Durant la dernière décennie, la petite île nordique a pourtant connu un âge d'or. Les héros de ces années fastes, surnommés « les Nouveaux Vikings », sont devenus de véritables stars lorsqu'ils ont pris le contrôle des trois grandes banques d'Etat en 2001. Proches du pouvoir, ils multiplient les investissements à l'étranger, dans des opérations audacieuses, engageant parfois jusqu'à dix fois le PIB de l'île. Ils vivent dans le luxe, dépensent sans compter, et la population suit le mouvement : les crédits coulent à flots.
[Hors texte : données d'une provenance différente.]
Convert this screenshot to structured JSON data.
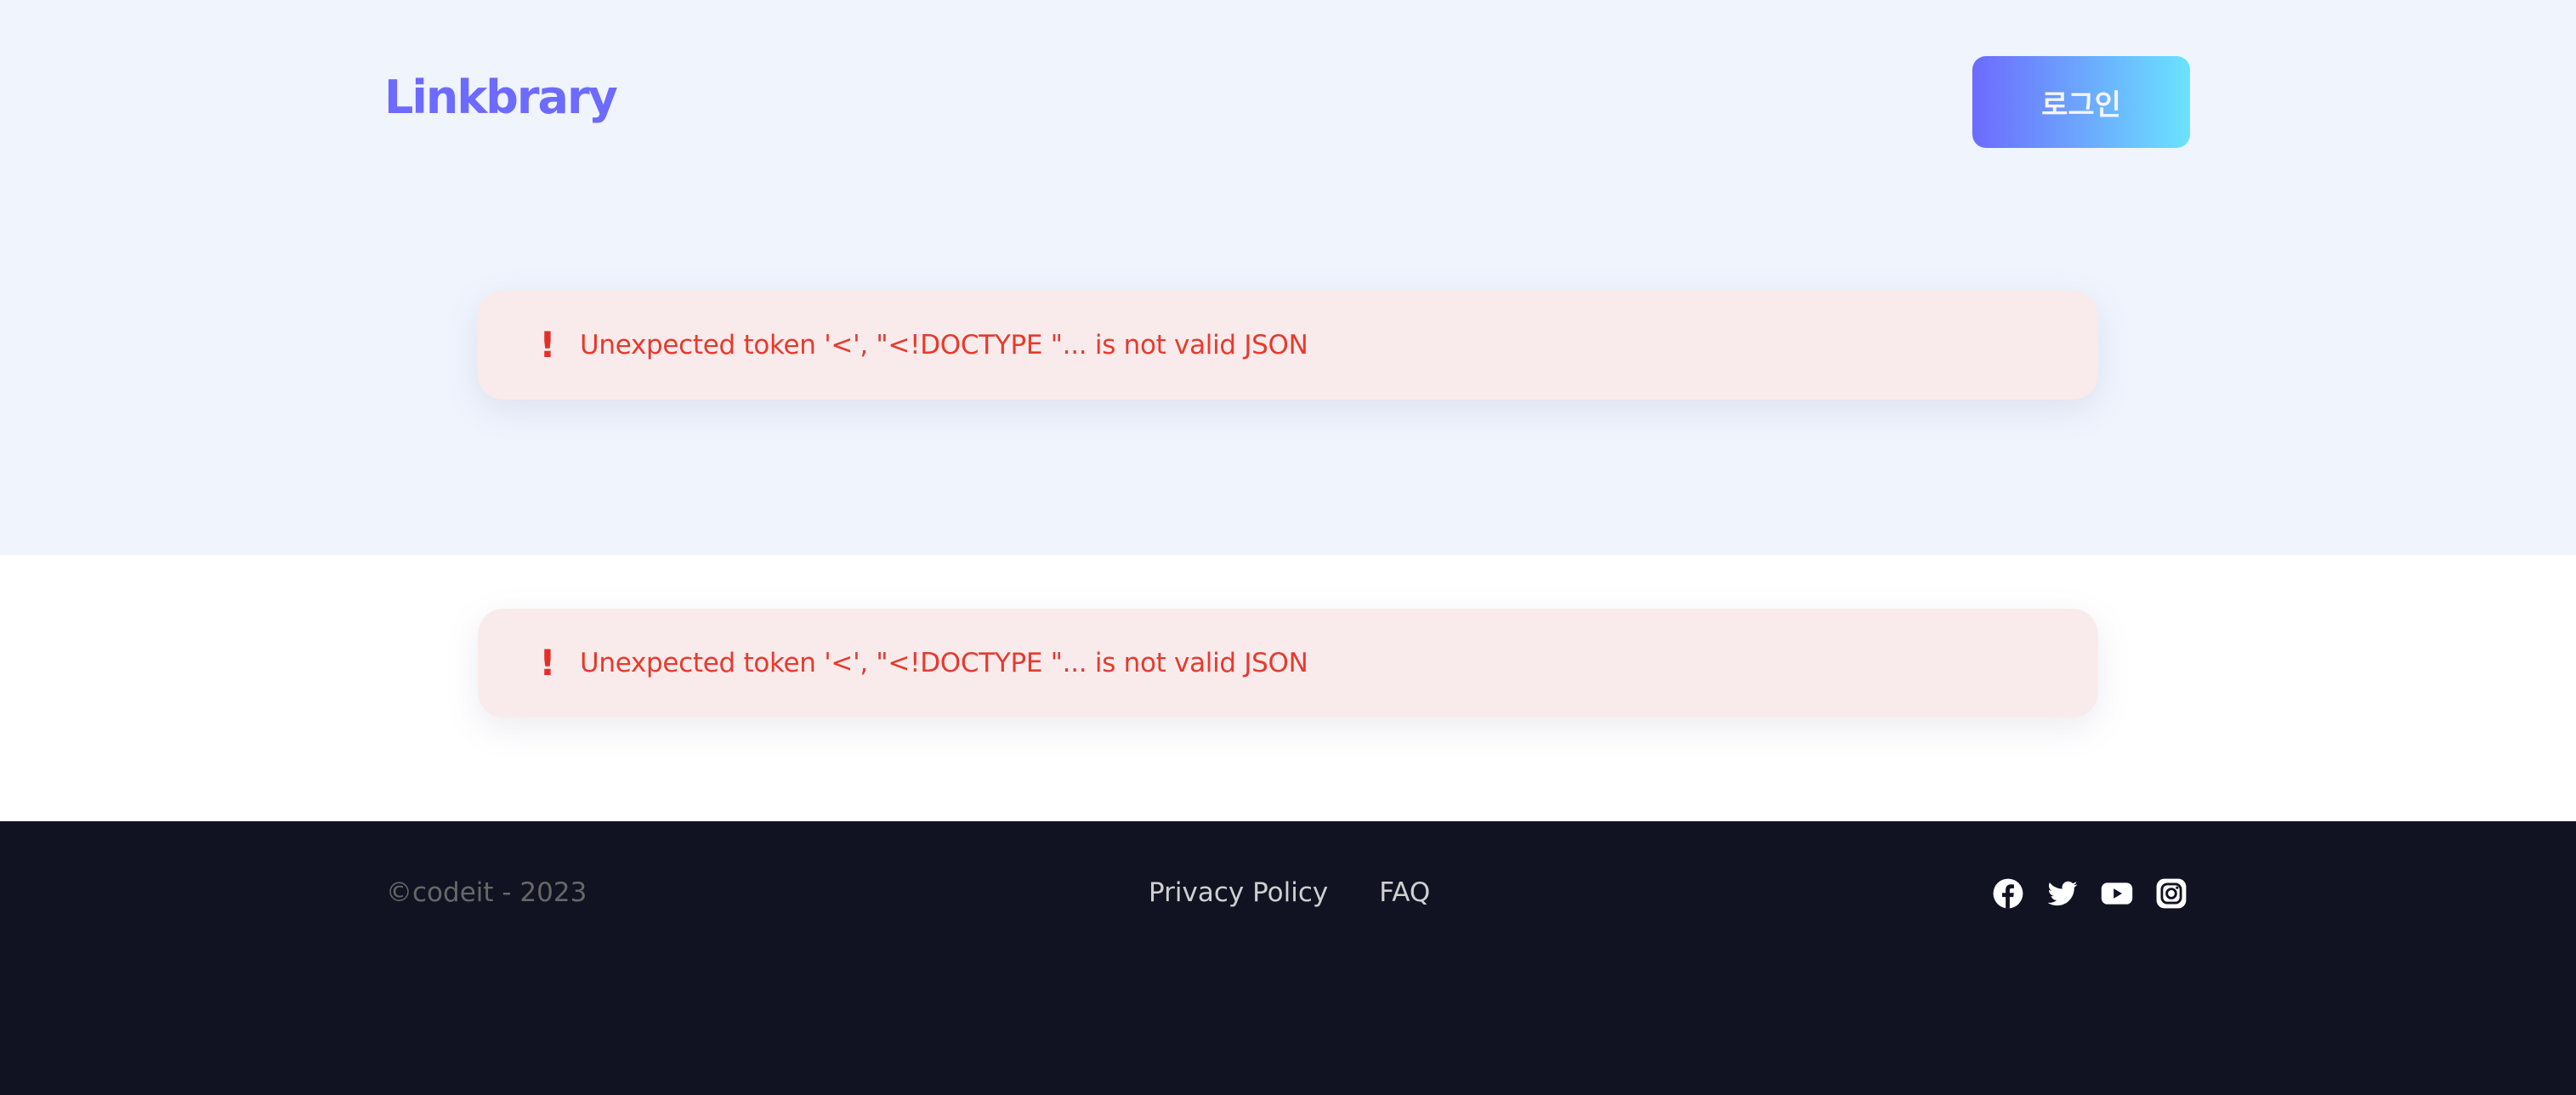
{
  "header": {
    "logo_text": "Linkbrary",
    "login_label": "로그인"
  },
  "errors": [
    {
      "icon": "exclamation-icon",
      "glyph": "!",
      "message": "Unexpected token '<', \"<!DOCTYPE \"... is not valid JSON"
    },
    {
      "icon": "exclamation-icon",
      "glyph": "!",
      "message": "Unexpected token '<', \"<!DOCTYPE \"... is not valid JSON"
    }
  ],
  "footer": {
    "copyright": "©codeit - 2023",
    "links": [
      {
        "label": "Privacy Policy"
      },
      {
        "label": "FAQ"
      }
    ],
    "social": [
      "facebook-icon",
      "twitter-icon",
      "youtube-icon",
      "instagram-icon"
    ]
  },
  "colors": {
    "brand": "#6D6AFE",
    "gradient_end": "#6AE3FE",
    "hero_bg": "#EFF4FD",
    "error_bg": "#F9EBEB",
    "error_text": "#E8392D",
    "footer_bg": "#111322"
  }
}
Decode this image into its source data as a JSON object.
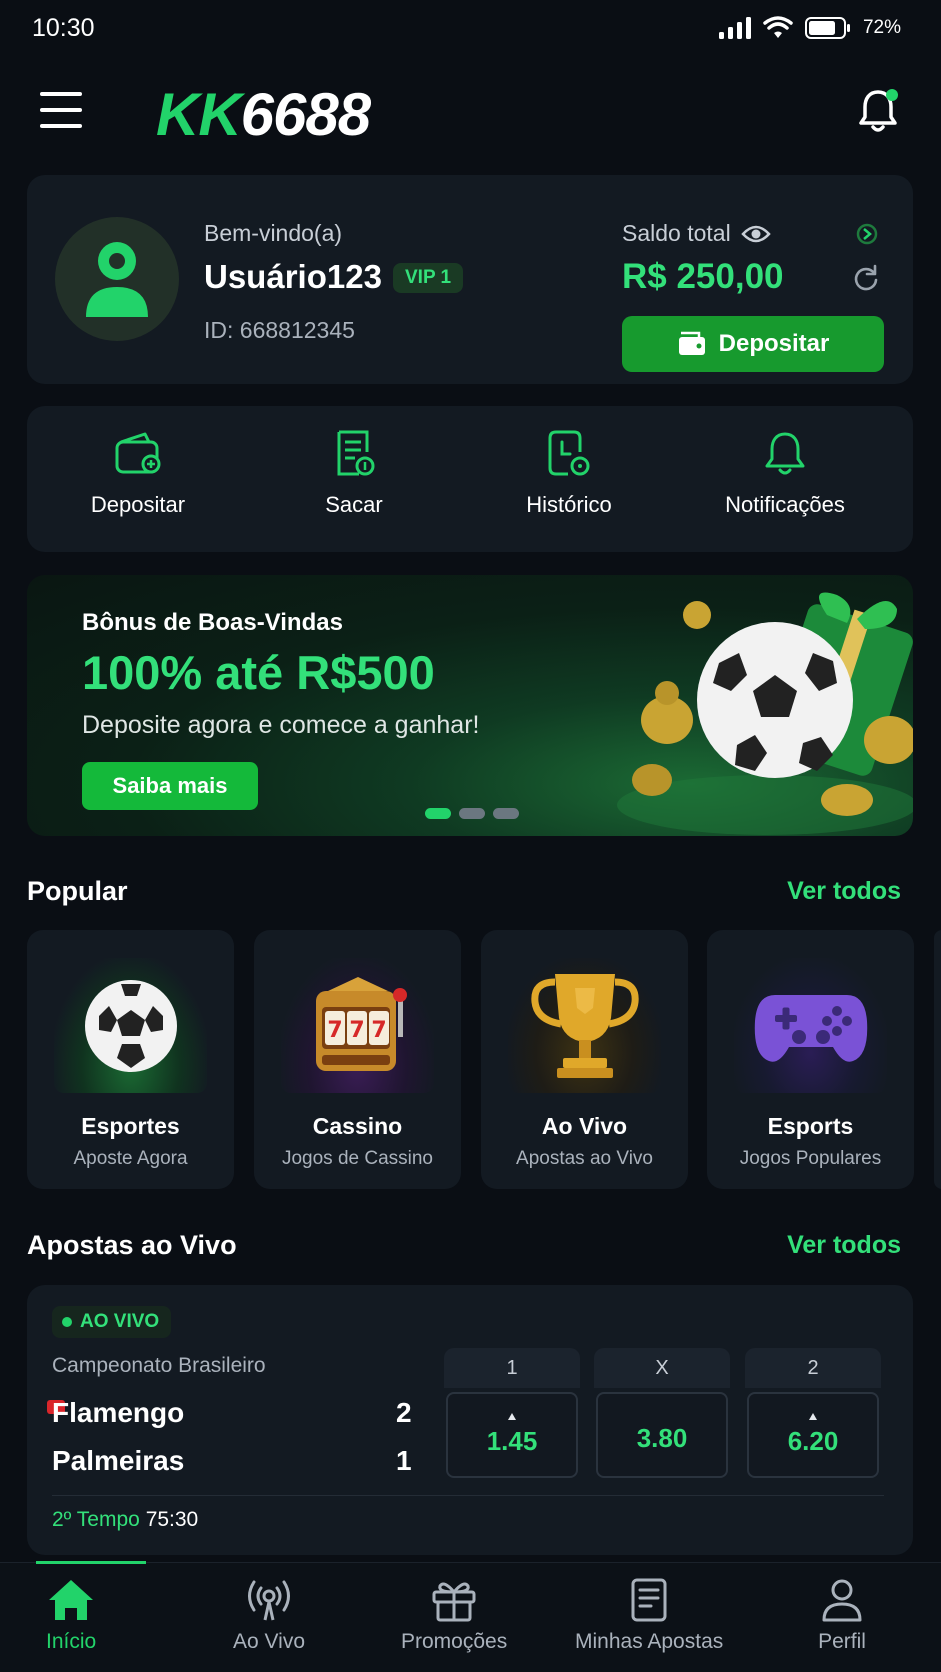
{
  "status_bar": {
    "time": "10:30",
    "battery": "72%"
  },
  "header": {
    "logo_green": "KK",
    "logo_white": "6688"
  },
  "user": {
    "welcome": "Bem-vindo(a)",
    "name": "Usuário123",
    "vip": "VIP 1",
    "id": "ID: 668812345",
    "balance_label": "Saldo total",
    "balance": "R$ 250,00",
    "deposit_label": "Depositar"
  },
  "quick_actions": [
    {
      "label": "Depositar",
      "icon": "wallet-icon"
    },
    {
      "label": "Sacar",
      "icon": "withdraw-icon"
    },
    {
      "label": "Histórico",
      "icon": "history-icon"
    },
    {
      "label": "Notificações",
      "icon": "bell-icon"
    }
  ],
  "banner": {
    "subtitle": "Bônus de Boas-Vindas",
    "title": "100% até R$500",
    "text": "Deposite agora e comece a ganhar!",
    "button": "Saiba mais",
    "active_slide": 1,
    "slides": 3
  },
  "popular": {
    "title": "Popular",
    "see_all": "Ver todos",
    "items": [
      {
        "name": "Esportes",
        "sub": "Aposte Agora",
        "icon": "soccer-ball-icon"
      },
      {
        "name": "Cassino",
        "sub": "Jogos de Cassino",
        "icon": "slot-machine-icon"
      },
      {
        "name": "Ao Vivo",
        "sub": "Apostas ao Vivo",
        "icon": "trophy-icon"
      },
      {
        "name": "Esports",
        "sub": "Jogos Populares",
        "icon": "gamepad-icon"
      }
    ]
  },
  "live": {
    "title": "Apostas ao Vivo",
    "see_all": "Ver todos",
    "badge": "AO VIVO",
    "league": "Campeonato Brasileiro",
    "home": {
      "name": "Flamengo",
      "score": "2"
    },
    "away": {
      "name": "Palmeiras",
      "score": "1"
    },
    "odds": [
      {
        "label": "1",
        "value": "1.45"
      },
      {
        "label": "X",
        "value": "3.80"
      },
      {
        "label": "2",
        "value": "6.20"
      }
    ],
    "period": "2º Tempo",
    "clock": "75:30"
  },
  "nav": [
    {
      "label": "Início",
      "icon": "home-icon",
      "active": true
    },
    {
      "label": "Ao Vivo",
      "icon": "live-broadcast-icon"
    },
    {
      "label": "Promoções",
      "icon": "gift-icon"
    },
    {
      "label": "Minhas Apostas",
      "icon": "bet-slip-icon"
    },
    {
      "label": "Perfil",
      "icon": "user-icon"
    }
  ],
  "colors": {
    "accent": "#22d36a",
    "background": "#0a0e14",
    "card": "#131a22",
    "button": "#179a2e"
  }
}
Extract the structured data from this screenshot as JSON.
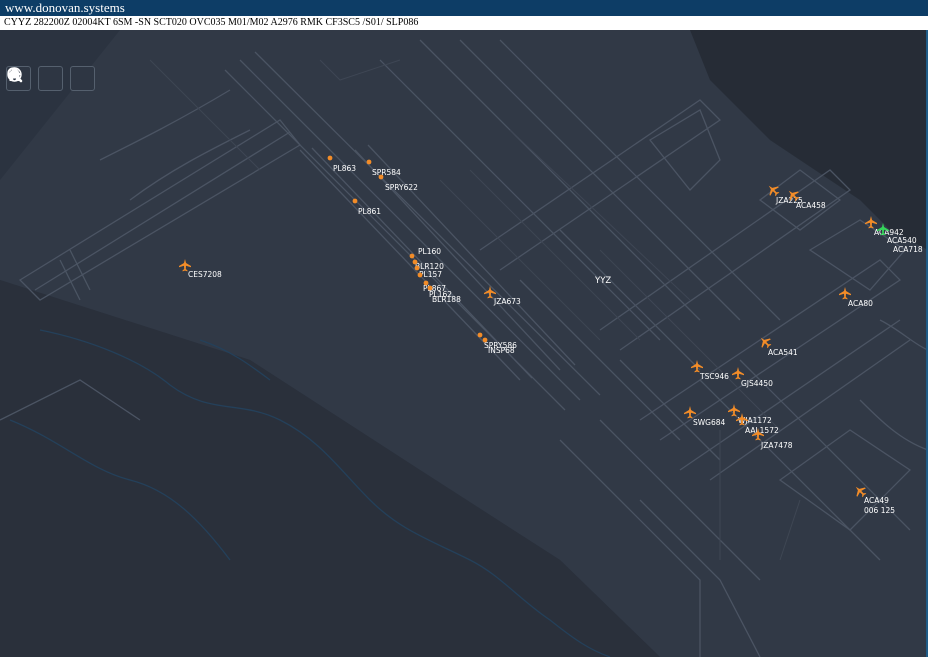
{
  "site": {
    "title": "www.donovan.systems"
  },
  "metar": "CYYZ 282200Z 02004KT 6SM -SN SCT020 OVC035 M01/M02 A2976 RMK CF3SC5 /S01/ SLP086",
  "toolbar": [
    {
      "name": "home-button",
      "icon": "home-icon"
    },
    {
      "name": "globe-button",
      "icon": "globe-icon"
    },
    {
      "name": "search-button",
      "icon": "search-icon"
    }
  ],
  "airport_label": "YYZ",
  "colors": {
    "background": "#2b3340",
    "land": "#333a47",
    "infrastructure": "#4b5463",
    "aircraft": "#f28c28",
    "aircraft_selected": "#34d65a",
    "label": "#ffffff",
    "titlebar": "#0d3d66"
  },
  "aircraft": [
    {
      "callsign": "PL863",
      "kind": "dot"
    },
    {
      "callsign": "SPR584",
      "kind": "dot"
    },
    {
      "callsign": "SPRY622",
      "kind": "dot"
    },
    {
      "callsign": "PL861",
      "kind": "dot"
    },
    {
      "callsign": "CES7208",
      "kind": "plane"
    },
    {
      "callsign": "BLR120",
      "kind": "dot"
    },
    {
      "callsign": "PL157",
      "kind": "dot"
    },
    {
      "callsign": "PL160",
      "kind": "dot"
    },
    {
      "callsign": "PL867",
      "kind": "dot"
    },
    {
      "callsign": "PL162",
      "kind": "dot"
    },
    {
      "callsign": "BLR188",
      "kind": "dot"
    },
    {
      "callsign": "JZA673",
      "kind": "plane"
    },
    {
      "callsign": "SPRY586",
      "kind": "dot"
    },
    {
      "callsign": "INSP68",
      "kind": "dot"
    },
    {
      "callsign": "JZA225",
      "kind": "plane"
    },
    {
      "callsign": "ACA458",
      "kind": "plane"
    },
    {
      "callsign": "ACA942",
      "kind": "plane"
    },
    {
      "callsign": "ACA540",
      "kind": "plane",
      "selected": true
    },
    {
      "callsign": "ACA718",
      "kind": "label"
    },
    {
      "callsign": "ACA80",
      "kind": "plane"
    },
    {
      "callsign": "ACA541",
      "kind": "plane"
    },
    {
      "callsign": "TSC946",
      "kind": "plane"
    },
    {
      "callsign": "GJS4450",
      "kind": "plane"
    },
    {
      "callsign": "SWG684",
      "kind": "plane"
    },
    {
      "callsign": "WJA1172",
      "kind": "plane"
    },
    {
      "callsign": "AAL1572",
      "kind": "plane"
    },
    {
      "callsign": "JZA7478",
      "kind": "plane"
    },
    {
      "callsign": "ACA49",
      "kind": "plane",
      "extra": "006 125"
    }
  ]
}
Mais une fois la crise venue, ils se trouvent forts dépourvus : incapables de se refinancer, les deux plus grandes banques du pays sont nationalisées en catastrophe par le gouvernement. Depuis octobre, les prévisions sont chaque jour plus alarmantes : le PIB devrait se contracter de 9,6 % en 2009, l'inflation monter à 18 %, et le taux de chômage à 7,8 %. Les Islandais découvrent la contestation politique : le gouvernement doit faire face, depuis octobre, à des manifestations croissantes. Résultat : le Premier ministre, Geir Haarde et son gouvernement ont démissionné lundi.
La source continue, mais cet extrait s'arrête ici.